- Given that \(\sin 3z^\circ = k\), where \(0 < k < 1\), how many values of \(z\) lie between \(0\) and \(360\)?

The function \(y=\sin 3z\) is a stretch of \(y=\sin z\:\), scale factor \(\dfrac{1}{3}\), in the \(x\)-direction.

Thus, instead of one ‘complete wave’ between \(0\) and \(360\), we have three, giving this graph:

So while we would have two intersections between \(y = k\) and \(y = \sin z\) for \(0 < z < 360\), we’ll instead have six in the same interval.

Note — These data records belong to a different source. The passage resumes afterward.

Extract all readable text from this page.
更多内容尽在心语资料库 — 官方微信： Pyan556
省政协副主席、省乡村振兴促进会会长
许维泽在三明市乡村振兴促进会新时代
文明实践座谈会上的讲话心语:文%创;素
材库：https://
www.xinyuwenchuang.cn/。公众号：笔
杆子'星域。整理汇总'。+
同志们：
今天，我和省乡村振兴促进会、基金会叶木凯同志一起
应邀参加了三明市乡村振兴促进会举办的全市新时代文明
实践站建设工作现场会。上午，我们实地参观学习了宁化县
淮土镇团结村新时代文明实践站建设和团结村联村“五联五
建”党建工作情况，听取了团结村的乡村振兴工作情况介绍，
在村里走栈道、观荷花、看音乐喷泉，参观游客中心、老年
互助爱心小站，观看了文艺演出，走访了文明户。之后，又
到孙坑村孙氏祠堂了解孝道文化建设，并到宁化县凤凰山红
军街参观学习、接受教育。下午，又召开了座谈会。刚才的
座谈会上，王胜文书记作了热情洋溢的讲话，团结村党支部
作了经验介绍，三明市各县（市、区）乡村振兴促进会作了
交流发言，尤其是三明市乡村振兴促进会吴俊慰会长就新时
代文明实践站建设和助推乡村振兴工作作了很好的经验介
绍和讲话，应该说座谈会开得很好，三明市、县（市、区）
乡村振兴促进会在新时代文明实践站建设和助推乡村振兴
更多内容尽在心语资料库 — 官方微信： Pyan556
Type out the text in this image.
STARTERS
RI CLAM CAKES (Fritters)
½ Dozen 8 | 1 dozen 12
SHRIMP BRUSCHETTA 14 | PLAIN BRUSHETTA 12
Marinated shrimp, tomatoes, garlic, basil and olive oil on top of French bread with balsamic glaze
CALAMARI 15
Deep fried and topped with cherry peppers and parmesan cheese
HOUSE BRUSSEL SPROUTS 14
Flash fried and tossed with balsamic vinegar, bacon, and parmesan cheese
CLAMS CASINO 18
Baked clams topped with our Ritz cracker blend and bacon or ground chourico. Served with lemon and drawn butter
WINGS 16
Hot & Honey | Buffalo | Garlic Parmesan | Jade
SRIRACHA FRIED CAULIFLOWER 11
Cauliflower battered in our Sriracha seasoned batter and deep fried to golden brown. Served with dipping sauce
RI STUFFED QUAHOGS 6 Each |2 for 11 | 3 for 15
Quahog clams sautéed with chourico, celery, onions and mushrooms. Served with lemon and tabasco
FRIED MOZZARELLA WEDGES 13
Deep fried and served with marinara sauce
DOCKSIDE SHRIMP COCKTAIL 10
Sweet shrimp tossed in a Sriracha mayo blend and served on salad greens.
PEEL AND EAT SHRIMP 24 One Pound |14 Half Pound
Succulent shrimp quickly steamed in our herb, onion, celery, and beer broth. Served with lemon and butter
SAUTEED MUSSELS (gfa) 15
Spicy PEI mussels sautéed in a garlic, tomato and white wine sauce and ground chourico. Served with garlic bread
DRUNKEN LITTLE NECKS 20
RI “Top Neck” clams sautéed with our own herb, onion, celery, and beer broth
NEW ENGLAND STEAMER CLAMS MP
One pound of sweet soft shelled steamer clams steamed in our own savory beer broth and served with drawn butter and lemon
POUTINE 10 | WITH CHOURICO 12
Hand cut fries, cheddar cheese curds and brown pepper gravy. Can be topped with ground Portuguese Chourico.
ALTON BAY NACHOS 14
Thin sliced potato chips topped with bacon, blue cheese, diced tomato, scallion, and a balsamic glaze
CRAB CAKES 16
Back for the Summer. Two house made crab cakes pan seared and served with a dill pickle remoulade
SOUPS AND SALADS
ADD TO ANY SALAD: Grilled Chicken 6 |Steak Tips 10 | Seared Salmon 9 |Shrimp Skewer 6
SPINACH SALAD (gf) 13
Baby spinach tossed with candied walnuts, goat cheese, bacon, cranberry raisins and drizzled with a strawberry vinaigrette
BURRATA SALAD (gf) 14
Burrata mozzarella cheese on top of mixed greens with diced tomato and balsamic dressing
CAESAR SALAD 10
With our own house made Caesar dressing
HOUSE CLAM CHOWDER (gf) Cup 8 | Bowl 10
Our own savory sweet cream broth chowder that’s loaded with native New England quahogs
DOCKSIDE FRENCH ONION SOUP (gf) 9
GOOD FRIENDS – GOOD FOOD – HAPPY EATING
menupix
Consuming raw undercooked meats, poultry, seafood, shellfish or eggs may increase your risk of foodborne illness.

- Given that \(X\) and \(Y\) both lie between \(0\) and \(360\), and that \(\sin X^\circ\) and \(\cos Y^\circ\) are both negative, find the values between which \(X + Y\) must lie.

If \(\sin X< 0\) and \(0 < X < 360\), then \(180 < X < 360\), while if \(\cos Y< 0\) and \(0 < Y < 360\), then \(90 < Y < 270\).

So for \(\sin X\) and \(\cos Y\) to both be negative, \(270 < X+Y < 630\).

Note that if \(270 < X+Y < 630\), this is no guarantee that \(\sin X\) and \(\cos Y\) are both negative (for example, \(X = 170, Y = 110\)).